As Jews, our very existence feels like an act of defiance and survival. Despite how willing we are to assimilate, we carry in ourselves an “otherness” that we often hide to access respectability and acceptance in the world. But when we walk into a shul, we know who we are, and we know that we belong. Despite differences in our traditions, our diasporic roots, our politics, we are all Jews.

I still struggle to feel that unity and equality within the Jewish community. I still find myself singled out at times in our community for being queer, as if it differentiates my Jewishness from other members’. But the thing is: My Judaism is queer. My queerness is an essential part of who I am, as much as my Jewish identity. These identities are intertwined and, in many ways, inseparable for me.

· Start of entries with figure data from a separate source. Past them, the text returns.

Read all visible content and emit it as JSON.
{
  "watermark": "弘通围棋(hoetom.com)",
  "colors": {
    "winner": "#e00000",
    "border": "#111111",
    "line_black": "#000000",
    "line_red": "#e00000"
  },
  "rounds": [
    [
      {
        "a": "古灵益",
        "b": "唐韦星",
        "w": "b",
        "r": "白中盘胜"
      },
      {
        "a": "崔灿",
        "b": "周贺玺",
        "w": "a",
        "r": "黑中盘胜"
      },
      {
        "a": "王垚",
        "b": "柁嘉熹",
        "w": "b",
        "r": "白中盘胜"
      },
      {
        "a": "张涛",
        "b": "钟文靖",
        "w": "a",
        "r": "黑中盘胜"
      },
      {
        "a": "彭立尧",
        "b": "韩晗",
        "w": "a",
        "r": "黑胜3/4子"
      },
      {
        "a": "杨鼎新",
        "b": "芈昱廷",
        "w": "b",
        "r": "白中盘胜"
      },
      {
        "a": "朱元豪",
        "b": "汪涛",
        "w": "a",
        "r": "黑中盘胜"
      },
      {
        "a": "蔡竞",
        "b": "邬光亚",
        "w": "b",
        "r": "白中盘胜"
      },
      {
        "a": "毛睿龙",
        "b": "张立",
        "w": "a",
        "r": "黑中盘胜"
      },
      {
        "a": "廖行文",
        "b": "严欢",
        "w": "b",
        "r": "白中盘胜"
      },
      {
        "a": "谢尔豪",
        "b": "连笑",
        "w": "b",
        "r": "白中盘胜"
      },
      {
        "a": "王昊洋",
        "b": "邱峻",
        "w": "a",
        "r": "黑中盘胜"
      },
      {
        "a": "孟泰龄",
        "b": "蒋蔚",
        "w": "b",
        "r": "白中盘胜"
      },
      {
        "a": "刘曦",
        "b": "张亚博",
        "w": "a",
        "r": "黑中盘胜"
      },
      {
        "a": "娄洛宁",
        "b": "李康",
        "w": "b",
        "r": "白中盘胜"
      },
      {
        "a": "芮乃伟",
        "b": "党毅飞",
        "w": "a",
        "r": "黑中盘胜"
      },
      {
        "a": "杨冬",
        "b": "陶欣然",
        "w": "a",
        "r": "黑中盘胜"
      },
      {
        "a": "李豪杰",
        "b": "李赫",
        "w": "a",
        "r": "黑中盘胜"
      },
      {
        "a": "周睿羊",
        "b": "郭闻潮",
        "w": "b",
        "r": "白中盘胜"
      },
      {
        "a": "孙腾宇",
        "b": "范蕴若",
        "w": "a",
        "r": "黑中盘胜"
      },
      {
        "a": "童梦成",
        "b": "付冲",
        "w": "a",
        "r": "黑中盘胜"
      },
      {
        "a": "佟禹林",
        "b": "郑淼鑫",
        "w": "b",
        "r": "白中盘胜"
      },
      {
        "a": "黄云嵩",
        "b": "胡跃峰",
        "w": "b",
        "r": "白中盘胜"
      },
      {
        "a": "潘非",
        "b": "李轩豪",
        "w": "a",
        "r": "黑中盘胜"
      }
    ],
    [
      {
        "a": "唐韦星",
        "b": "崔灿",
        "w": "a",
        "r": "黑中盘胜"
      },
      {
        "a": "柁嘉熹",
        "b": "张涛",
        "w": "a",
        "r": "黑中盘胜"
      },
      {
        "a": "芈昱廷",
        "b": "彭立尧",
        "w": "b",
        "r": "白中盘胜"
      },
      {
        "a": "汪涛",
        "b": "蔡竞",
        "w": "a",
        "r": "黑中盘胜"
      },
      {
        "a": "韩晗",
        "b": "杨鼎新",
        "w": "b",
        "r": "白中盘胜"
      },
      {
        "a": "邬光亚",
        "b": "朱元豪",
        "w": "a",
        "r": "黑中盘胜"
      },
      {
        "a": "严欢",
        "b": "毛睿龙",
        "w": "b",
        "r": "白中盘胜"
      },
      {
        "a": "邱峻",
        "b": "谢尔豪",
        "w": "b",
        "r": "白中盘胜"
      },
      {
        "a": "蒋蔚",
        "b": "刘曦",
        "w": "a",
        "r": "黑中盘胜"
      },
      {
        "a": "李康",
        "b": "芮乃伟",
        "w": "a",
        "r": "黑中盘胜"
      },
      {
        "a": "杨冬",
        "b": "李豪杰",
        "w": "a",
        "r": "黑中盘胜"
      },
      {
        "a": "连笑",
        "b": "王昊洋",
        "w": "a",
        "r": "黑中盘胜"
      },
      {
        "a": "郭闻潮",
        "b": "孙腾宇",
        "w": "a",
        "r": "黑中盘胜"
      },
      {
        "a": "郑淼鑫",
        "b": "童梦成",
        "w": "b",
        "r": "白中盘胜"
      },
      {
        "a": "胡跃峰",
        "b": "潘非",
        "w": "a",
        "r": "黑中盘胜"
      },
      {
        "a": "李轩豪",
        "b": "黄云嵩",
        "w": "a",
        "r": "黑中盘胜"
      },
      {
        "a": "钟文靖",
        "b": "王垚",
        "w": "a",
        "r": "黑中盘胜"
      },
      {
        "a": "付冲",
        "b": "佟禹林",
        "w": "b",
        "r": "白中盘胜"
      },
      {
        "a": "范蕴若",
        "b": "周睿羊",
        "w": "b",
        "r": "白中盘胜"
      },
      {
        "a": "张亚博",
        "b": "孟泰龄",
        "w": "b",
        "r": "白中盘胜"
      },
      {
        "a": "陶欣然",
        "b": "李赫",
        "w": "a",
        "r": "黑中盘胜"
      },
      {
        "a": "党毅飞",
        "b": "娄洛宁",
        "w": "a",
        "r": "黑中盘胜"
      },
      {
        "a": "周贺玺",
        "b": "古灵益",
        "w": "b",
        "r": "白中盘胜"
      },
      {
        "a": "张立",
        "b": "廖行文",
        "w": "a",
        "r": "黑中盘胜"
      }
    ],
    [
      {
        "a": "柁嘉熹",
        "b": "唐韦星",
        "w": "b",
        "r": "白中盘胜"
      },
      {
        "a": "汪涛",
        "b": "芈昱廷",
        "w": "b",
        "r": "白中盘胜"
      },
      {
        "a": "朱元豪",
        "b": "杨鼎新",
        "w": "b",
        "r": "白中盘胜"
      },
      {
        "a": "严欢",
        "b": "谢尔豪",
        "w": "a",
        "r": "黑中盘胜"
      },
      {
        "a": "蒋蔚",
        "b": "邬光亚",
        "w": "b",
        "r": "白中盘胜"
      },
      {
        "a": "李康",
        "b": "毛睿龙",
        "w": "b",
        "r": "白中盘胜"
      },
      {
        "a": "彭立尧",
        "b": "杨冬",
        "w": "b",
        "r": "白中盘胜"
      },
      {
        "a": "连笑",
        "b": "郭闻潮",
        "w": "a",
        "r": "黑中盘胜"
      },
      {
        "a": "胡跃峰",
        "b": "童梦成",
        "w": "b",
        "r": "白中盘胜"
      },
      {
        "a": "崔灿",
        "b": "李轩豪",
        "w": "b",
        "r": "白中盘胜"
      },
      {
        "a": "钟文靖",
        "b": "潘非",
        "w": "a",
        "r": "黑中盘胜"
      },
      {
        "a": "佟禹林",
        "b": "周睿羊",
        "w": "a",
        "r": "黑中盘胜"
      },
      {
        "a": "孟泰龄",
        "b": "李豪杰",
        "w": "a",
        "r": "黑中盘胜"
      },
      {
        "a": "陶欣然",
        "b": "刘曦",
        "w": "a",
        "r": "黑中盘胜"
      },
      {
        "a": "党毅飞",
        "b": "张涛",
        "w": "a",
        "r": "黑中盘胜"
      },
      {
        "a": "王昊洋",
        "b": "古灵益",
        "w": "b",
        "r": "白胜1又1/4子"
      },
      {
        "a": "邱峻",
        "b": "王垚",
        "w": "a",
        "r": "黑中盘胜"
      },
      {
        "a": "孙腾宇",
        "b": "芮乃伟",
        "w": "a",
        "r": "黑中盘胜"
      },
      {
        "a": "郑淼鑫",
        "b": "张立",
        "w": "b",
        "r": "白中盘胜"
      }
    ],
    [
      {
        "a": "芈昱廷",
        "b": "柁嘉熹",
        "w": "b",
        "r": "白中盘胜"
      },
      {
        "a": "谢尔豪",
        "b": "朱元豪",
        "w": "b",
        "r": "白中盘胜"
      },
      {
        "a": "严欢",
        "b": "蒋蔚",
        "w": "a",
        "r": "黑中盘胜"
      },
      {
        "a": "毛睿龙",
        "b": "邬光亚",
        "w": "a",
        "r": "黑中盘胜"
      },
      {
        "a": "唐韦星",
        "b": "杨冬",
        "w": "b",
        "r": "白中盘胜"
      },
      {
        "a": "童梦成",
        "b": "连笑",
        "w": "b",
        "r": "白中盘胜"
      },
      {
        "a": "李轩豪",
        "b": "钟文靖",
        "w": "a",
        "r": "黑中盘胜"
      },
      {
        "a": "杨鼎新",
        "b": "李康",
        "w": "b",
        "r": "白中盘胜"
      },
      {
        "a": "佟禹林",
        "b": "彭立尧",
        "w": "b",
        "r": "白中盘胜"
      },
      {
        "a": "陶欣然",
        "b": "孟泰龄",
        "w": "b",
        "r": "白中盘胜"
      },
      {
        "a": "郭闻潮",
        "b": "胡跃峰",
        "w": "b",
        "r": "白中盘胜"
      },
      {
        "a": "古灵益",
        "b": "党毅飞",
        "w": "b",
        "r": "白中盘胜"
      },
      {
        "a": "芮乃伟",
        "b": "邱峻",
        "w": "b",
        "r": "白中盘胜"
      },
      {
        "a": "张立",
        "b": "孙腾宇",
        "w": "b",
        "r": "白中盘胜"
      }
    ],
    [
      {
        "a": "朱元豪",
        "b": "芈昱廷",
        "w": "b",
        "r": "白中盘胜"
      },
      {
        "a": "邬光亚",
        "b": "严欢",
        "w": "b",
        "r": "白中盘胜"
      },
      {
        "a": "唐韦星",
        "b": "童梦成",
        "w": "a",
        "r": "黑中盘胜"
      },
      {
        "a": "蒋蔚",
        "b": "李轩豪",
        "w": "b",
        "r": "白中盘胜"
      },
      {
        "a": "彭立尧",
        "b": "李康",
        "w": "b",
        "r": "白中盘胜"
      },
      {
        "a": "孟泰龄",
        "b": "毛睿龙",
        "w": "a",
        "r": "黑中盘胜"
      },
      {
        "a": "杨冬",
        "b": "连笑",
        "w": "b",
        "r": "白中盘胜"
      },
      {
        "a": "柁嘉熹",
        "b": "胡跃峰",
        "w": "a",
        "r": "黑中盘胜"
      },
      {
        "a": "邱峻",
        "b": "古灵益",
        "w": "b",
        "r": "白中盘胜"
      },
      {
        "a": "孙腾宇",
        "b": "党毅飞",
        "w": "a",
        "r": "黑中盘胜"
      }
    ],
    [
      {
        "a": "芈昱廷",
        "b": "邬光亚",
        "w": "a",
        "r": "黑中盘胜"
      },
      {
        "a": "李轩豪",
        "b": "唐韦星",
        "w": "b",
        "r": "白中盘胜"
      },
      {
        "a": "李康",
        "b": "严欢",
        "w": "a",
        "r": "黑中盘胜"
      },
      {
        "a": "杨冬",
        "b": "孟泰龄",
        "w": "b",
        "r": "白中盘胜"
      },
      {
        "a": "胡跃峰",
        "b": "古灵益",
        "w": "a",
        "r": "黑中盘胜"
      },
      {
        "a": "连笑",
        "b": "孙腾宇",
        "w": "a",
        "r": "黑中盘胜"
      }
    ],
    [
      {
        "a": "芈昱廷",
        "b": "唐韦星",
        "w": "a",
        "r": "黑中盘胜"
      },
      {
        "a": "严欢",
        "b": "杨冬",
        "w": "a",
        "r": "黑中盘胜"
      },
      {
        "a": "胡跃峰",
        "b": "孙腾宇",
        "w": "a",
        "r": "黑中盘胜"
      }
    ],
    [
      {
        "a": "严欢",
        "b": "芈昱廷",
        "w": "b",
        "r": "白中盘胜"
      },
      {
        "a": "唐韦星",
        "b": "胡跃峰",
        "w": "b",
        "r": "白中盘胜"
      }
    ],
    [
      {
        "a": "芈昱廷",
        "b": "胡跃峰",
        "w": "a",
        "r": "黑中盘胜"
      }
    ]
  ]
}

I wouldn’t be as queer if I wasn’t Jewish.

Conservative Judaism has changed since I was a teenager. Experiences of LGBTQ+ (Lesbian, Gay, Bisexual, Transgender, Queer, and so much more) Jews have shifted from embarrassed silence to tolerance to, finally, acceptance. I want us to move forward, to keep going from acceptance to celebration. And more than just words, we need to take deliberate and meaningful action to include LGBTQ+ people in synagogue life – in both ritual and community. Same-sex marriage is one of the first steps that we can look forward to, but it isn’t the be-all end-all of LGBTQ+ inclusion.

June was Pride month in Toronto. Pride is about resistance, liberation, fighting against oppression and I can’t think of anything more Jewish than that. The recognition of LGBTQ+ pride at synagogue shows the strides that our shul is making in inclusivity and the respect and love they have for their members. It also demonstrates the support the community is willing to give. It means that when I step in the door, I can say, “This is all of me.” No part of my identity is left outside.